Worried about ageing? See how coconut oil can help with slowing the effects
Some researchers believe that all ageing stems from free radical damage. The body is pretty fantastic at keeping us healthy, but it can only do so much. It requires help from us through food, nutrition, and the products we use. Environmental damage also leads to free radical damage. Free radicals can contribute toward a myriad of health issues, including arthritis, cancer, asthma, hemorrhoids, and depression.
Even our food can cause free radical damage, and this occurs when we heat oils to a very high heat. What happens is that the free radicals that are created start to attack the cells of our DNA. Saturated fats have a lower risk of oxidation. Therefore, butter and coconut oil are extremely safe for cooking. However, polyunsaturated fats do not have the same fatty acid structure as a saturated fat. They are prone to rancidity and oxidation (peroxidation).
Researchers have found that macular degeneration is linked to high intakes of polyunsaturated fats. Even monounsaturated fats can increase this risk.
How Does Coconut Oil Protect Against Free Radical Damage
Coconut oil is a saturated fat. Saturated fats are a lot more protective against rancidity. Coconut oil is rich in antioxidants and reduces oxidation. One reason why food manufacturers add saturated fats to their foods is to reduce the risk of the food item going rancid.
Coconut oil contains 92 percent saturated fat.

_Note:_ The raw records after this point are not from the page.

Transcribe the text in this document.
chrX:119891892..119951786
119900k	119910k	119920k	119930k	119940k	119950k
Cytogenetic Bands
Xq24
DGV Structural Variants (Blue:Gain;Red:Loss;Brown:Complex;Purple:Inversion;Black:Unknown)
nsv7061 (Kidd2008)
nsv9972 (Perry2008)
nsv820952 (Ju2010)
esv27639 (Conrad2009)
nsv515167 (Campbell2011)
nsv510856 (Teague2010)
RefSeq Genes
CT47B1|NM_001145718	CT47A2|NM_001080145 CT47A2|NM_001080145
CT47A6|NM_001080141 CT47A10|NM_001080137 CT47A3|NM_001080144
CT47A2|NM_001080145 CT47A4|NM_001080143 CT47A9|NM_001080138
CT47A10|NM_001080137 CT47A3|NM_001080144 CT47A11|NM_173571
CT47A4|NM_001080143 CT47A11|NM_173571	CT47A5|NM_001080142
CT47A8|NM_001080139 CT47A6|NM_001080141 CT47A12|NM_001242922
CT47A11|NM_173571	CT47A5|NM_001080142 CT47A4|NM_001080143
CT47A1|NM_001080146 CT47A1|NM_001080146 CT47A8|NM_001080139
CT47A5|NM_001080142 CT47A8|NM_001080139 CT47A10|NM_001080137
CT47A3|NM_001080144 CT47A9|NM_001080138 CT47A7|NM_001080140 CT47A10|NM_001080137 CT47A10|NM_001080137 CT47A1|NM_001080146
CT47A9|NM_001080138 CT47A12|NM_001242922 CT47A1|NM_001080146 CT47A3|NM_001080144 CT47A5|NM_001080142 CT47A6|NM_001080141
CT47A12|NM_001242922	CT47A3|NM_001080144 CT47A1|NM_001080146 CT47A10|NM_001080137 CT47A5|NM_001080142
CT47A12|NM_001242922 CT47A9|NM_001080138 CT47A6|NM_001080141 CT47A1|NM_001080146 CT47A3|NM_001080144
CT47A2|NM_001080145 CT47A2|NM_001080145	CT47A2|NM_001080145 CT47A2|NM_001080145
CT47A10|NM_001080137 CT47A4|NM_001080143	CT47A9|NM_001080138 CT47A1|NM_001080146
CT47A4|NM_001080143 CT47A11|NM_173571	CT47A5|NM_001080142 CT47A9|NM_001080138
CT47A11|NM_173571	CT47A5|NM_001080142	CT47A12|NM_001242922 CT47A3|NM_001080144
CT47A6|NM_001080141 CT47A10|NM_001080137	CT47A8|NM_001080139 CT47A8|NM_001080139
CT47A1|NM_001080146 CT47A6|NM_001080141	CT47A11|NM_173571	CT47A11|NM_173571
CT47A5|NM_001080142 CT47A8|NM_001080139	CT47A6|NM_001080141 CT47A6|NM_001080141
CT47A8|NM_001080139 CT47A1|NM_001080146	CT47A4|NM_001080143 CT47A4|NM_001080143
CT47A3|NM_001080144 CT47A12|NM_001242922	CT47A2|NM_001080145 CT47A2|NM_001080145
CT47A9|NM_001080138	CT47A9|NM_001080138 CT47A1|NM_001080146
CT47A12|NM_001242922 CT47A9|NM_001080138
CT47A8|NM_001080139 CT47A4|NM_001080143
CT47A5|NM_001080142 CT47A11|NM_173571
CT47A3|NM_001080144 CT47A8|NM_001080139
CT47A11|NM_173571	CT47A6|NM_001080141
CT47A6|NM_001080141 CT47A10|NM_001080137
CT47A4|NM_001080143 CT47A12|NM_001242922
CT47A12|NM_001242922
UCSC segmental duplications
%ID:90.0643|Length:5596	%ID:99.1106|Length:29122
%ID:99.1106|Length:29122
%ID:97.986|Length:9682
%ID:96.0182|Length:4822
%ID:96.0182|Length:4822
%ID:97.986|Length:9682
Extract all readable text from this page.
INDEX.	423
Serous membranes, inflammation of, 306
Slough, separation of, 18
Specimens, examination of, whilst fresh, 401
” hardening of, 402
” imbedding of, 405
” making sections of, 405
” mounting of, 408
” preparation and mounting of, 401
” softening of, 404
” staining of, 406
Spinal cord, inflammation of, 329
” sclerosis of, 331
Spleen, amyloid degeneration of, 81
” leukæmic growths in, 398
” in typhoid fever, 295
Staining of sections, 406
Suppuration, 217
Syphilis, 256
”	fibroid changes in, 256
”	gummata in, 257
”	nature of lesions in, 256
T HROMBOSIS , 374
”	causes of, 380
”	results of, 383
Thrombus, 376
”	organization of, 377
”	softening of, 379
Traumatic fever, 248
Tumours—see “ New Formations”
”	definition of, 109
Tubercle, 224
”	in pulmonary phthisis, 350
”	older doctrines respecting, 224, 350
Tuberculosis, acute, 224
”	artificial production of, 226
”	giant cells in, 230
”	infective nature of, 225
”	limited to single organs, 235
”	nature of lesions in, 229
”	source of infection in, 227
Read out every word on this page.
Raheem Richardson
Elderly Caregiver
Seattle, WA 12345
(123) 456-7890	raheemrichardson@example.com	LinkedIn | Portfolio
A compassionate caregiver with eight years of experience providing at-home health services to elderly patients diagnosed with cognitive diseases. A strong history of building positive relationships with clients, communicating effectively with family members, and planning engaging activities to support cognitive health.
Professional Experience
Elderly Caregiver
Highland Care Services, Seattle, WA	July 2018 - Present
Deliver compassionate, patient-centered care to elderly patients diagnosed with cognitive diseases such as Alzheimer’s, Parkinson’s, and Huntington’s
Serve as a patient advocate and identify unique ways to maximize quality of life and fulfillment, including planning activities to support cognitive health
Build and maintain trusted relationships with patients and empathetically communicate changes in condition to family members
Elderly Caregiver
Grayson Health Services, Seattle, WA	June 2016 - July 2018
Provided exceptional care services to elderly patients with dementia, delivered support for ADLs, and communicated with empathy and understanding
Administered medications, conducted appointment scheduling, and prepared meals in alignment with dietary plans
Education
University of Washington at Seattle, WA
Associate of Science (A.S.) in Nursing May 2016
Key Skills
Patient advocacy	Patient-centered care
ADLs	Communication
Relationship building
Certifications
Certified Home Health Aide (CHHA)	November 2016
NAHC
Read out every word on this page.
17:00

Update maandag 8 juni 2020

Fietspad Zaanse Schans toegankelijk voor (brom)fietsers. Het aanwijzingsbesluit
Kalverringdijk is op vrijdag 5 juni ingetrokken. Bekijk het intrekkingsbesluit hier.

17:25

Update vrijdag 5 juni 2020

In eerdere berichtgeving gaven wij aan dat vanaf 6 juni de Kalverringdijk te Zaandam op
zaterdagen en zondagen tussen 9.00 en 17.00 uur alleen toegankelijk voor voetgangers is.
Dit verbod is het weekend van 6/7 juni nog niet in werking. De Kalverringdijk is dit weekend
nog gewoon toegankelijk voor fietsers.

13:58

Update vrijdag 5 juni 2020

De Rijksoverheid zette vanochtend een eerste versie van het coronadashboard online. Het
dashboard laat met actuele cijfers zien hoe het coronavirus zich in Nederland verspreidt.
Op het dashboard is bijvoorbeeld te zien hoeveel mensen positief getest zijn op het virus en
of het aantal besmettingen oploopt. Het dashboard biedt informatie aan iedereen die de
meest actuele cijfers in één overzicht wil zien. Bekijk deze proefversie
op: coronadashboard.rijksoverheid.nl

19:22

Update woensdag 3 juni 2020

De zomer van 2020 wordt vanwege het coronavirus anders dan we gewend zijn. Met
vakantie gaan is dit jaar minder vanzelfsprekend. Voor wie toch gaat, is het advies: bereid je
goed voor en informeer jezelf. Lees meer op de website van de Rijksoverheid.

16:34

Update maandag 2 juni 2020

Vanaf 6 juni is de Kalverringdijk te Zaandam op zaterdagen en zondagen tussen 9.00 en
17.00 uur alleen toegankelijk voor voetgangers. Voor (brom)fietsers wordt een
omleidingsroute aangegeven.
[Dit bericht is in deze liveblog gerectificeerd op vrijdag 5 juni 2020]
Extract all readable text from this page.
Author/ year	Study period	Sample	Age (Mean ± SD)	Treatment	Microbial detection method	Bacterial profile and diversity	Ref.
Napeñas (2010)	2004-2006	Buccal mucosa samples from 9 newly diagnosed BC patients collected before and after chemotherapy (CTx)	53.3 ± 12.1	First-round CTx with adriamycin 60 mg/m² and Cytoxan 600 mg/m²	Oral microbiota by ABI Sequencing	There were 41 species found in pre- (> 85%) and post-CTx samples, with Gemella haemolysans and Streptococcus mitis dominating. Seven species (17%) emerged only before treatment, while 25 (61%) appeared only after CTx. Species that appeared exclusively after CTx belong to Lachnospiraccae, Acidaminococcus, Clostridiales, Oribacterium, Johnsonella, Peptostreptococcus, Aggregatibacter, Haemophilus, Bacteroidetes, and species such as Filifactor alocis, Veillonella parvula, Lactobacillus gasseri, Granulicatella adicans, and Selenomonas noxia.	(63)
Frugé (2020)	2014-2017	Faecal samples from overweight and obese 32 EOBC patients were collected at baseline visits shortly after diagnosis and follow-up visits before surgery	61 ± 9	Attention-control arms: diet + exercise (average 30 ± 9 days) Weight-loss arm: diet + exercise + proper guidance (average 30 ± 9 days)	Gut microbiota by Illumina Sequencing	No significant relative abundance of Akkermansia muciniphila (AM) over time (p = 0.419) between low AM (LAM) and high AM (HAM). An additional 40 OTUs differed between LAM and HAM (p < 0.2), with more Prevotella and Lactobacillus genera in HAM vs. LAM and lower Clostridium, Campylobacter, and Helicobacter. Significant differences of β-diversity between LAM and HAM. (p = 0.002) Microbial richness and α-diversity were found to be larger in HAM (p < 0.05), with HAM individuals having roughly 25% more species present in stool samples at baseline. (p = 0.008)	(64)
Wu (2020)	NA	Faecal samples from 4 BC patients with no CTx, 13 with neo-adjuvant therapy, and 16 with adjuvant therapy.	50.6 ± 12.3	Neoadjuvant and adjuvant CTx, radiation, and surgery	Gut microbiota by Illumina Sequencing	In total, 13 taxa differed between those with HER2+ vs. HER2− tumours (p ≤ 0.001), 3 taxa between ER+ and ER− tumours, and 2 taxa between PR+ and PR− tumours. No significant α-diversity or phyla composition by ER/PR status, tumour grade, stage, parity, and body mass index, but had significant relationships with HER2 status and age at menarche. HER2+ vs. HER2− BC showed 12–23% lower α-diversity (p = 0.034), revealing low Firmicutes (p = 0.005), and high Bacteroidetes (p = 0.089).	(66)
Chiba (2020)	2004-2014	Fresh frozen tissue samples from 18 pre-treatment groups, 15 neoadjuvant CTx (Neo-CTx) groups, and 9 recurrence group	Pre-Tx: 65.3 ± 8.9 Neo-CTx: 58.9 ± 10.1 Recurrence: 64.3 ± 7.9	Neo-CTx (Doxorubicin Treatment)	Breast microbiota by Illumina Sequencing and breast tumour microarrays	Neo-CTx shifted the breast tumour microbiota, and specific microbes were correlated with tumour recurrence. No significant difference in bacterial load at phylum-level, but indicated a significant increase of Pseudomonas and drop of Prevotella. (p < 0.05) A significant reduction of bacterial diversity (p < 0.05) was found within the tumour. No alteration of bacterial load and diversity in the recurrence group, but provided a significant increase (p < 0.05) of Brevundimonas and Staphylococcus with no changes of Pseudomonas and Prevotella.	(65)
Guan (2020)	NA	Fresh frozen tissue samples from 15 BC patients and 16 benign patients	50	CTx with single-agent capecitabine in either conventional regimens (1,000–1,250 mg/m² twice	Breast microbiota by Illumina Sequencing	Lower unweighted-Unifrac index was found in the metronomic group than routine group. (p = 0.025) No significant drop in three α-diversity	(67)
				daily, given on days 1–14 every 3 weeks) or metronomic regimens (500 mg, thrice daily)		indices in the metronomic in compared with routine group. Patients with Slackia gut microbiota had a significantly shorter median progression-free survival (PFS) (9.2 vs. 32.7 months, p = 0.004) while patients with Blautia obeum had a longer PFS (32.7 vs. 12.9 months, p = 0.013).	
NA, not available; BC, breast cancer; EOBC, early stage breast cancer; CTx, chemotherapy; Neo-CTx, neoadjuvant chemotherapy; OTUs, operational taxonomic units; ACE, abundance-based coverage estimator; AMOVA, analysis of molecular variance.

Saturated fat lowers the risk of developing macular degeneration. Coconut products protect the body against cellular damage by pumping the body with protective antioxidants.
Even using coconut oil on the skin can improve its look and texture. When studies were done on dry skin they found that this type of skin was low in saturated fat. Therefore, eating more good levels of saturated fats can reduce free radical damage both internally and externally. It is also excellent for removing pre-cancerous lesions on the skin when you apply the oil consistently.
Saturated fats are not the ‘bad’ guy. There are both good and bad saturated fats. Contrary to popular belief, saturated fats are very protective because of their fatty acid structure. They are extremely safe to cook with, and have very little risk of oxidation, unlike polyunsaturated fats that are extremely prone to peroxidation and cause free radical damage. Free radicals are the cause of most of our health issues in society, including aging, depression, and arthritis. Consuming coconut oil reduces free radical damage, but other good coconut products include the meat, milk, and water.